= Klaus Brockhoff =

German economist

Klaus Brockhoff (born 16 October 1939) is a German economist, organizational theorist and Emeritus Professor at the University of Kiel.

== Biography ==
Born in Koblenz Brockhoff studied economics at the University of Bonn, where he received his MA in 1962. In 1965 he received his PhD in economics with a thesis on corporate growth and product range changes. A year later, he obtained another MA in Business Administration at the University of Münster. From 1967 to 1968 he was granted a postdoctoral fellowship from the German Research Foundation to be Visiting Scholar at the University of California, Berkeley. Back in Germany in 1968 he obtained his habilitation at the University of Bonn with a thesis on R&D projects and program planning.

After his graduation in Bonn Brockhoff had started his academic career as Assistant Professor at the Department of Horst Albach in 1962. After his habilitation in 1968 he joined the research and consulting institute Battelle, where he soon became head of a larger unit. In 1970 he joined the University of Kiel, where would spend the rest of his academic career, almost 30 years. He started in 1970 as Chair of Business Administration, and mid-1970s held the Chair of General Economics. When in 1978 in Kiel the study program in Business Administration was introduced, and specialized Chairs where created, Brockhoff choose the Chair in Marketing. Around 1989 he accepted the new Chair of Technology and Innovation Management, the first of its kind in Germany. From 1999 to 2004 he was Dean of the WHU – Otto Beisheim School of Management. Since his retirement he acts there as honorary professor.

Brockhoff was advisor in the graduation of over 60 students and educated five Academics, which holds Chairs at German universities hold: Helmut Schmale at the University of Passau, Sönke Albers (University of Kiel), Ursula Weisenfeld-Schenk (University of Lüneburg), Holger Ernst ( WHU), and Thorsten Teichert (University of Hamburg).

=== Honours ===
- 1991. Max Planck Research Award
- 1993. Karl Heinz Beckurts price for his life's work in innovation management
- 1997. Fellow of the Berlin-Brandenburg Academy of Sciences
- 2000. Fellow of the European Academy of Sciences and Arts.
- 2000s. Fellow of the Academy of Technical Sciences Acatech.
- 2003. Honorary Doctorate at the University of Bern for his scientific achievements
- 2009. PICMET Leadership in Technology Management Award.

== Work ==
Klaus Brockhoff is known not only as outstanding scientist, but also for his contributions to the Science of Management. From 1981 to 1983 he was Chairman of the Commission on Marketing in the Verband der Hochschullehrer für Betriebswirtschaft (Association of University Professors in Management).

From 1989 to 1991 he served as Chairman of the Association.
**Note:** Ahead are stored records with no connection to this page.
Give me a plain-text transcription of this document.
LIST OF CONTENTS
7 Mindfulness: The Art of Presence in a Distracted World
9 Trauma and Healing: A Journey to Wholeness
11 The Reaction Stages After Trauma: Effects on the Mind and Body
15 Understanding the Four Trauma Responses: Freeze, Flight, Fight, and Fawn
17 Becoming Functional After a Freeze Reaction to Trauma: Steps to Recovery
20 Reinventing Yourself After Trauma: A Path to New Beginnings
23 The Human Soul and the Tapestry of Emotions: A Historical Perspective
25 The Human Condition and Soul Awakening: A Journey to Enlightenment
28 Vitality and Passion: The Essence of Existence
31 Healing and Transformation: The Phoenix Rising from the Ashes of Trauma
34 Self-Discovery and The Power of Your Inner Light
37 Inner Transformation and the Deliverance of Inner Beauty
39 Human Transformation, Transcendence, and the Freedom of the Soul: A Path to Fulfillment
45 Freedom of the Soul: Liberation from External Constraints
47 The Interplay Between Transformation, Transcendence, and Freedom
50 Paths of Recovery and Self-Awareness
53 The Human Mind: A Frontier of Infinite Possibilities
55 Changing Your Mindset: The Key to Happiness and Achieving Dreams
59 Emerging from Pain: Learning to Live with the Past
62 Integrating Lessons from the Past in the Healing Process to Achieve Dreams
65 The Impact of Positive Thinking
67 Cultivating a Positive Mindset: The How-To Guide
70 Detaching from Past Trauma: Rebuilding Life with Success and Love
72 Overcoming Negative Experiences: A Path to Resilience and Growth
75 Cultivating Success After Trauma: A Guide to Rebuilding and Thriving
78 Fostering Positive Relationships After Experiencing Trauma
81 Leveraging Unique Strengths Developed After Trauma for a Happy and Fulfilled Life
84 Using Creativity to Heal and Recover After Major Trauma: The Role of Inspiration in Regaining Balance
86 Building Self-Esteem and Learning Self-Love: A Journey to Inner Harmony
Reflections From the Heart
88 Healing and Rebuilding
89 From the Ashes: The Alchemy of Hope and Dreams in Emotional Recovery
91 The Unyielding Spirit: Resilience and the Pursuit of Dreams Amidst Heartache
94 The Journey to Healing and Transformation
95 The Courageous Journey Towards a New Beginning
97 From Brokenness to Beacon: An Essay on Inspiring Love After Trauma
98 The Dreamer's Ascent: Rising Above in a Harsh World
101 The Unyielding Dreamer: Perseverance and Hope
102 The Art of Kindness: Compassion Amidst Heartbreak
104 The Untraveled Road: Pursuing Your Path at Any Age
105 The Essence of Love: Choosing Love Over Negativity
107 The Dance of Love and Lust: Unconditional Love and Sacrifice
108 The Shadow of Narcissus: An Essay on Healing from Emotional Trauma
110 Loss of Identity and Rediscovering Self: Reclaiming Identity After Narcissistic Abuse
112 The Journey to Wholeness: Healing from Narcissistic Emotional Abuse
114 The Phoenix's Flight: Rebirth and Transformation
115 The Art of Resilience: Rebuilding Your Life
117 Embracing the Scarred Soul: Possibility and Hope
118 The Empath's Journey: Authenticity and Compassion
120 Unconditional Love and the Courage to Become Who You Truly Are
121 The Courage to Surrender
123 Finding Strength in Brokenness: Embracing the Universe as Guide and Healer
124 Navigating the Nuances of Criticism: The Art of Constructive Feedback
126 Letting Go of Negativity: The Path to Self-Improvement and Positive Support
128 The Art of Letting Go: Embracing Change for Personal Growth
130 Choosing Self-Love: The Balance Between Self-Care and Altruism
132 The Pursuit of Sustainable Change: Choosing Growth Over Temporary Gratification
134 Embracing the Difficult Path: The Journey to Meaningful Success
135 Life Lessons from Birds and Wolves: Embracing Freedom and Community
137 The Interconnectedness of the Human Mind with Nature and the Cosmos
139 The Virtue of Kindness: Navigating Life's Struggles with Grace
Because of its many scientific and political activities from 1991 to 1994 he was a member of the German Council of Science and Humanities. From 1997 to 2007 he was a member of the Board of Trustees of the Volkswagen Foundation and head of its wealth advisory board.

He is currently Vice Chairman of the WHU Foundation and member of the Board of Trustees of Esche Schümann Commichau Stiftung. In addition, he was and is member of various supervisory boards, such as Metro AG or and the Steuler Holding GmbH.

== Publications ==
Books, a selection:
- Brockhoff, Klaus. Produktpolitik. Vol. 1079. G. Fischer, 1993.
- Brockhoff, Klaus. Forschung und Entwicklung. Vol. 3. München u. a.: Oldenbourg, 1999.
- Brockhoff, Klaus, and Jürgen Hauschildt. Schnittstellenmanagement-Koordination ohne Hierarachie?. Inst. für Betriebswirtschaftslehre, 1993.

Articles, a selection:
- Brockhoff, Klaus. "The performance of forecasting groups in computer dialogue and face-to-face discussion." The Delphi method: Techniques and applications (1975): 291–321.
- Brockhoff, Klaus. "R&D cooperation between firms—a perceived transaction cost perspective." Management Science 38.4 (1992): 514–524.
- Brockhoff, Klaus, and Thorsten Teichert. "Cooperative RD and partners measures of success." International Journal of Technology Management 10.1 (1995): 111–123.
- Brockhoff, Klaus. "Customers' perspectives of involvement in new product development." International Journal of Technology Management 26.5 (2003): 464–481.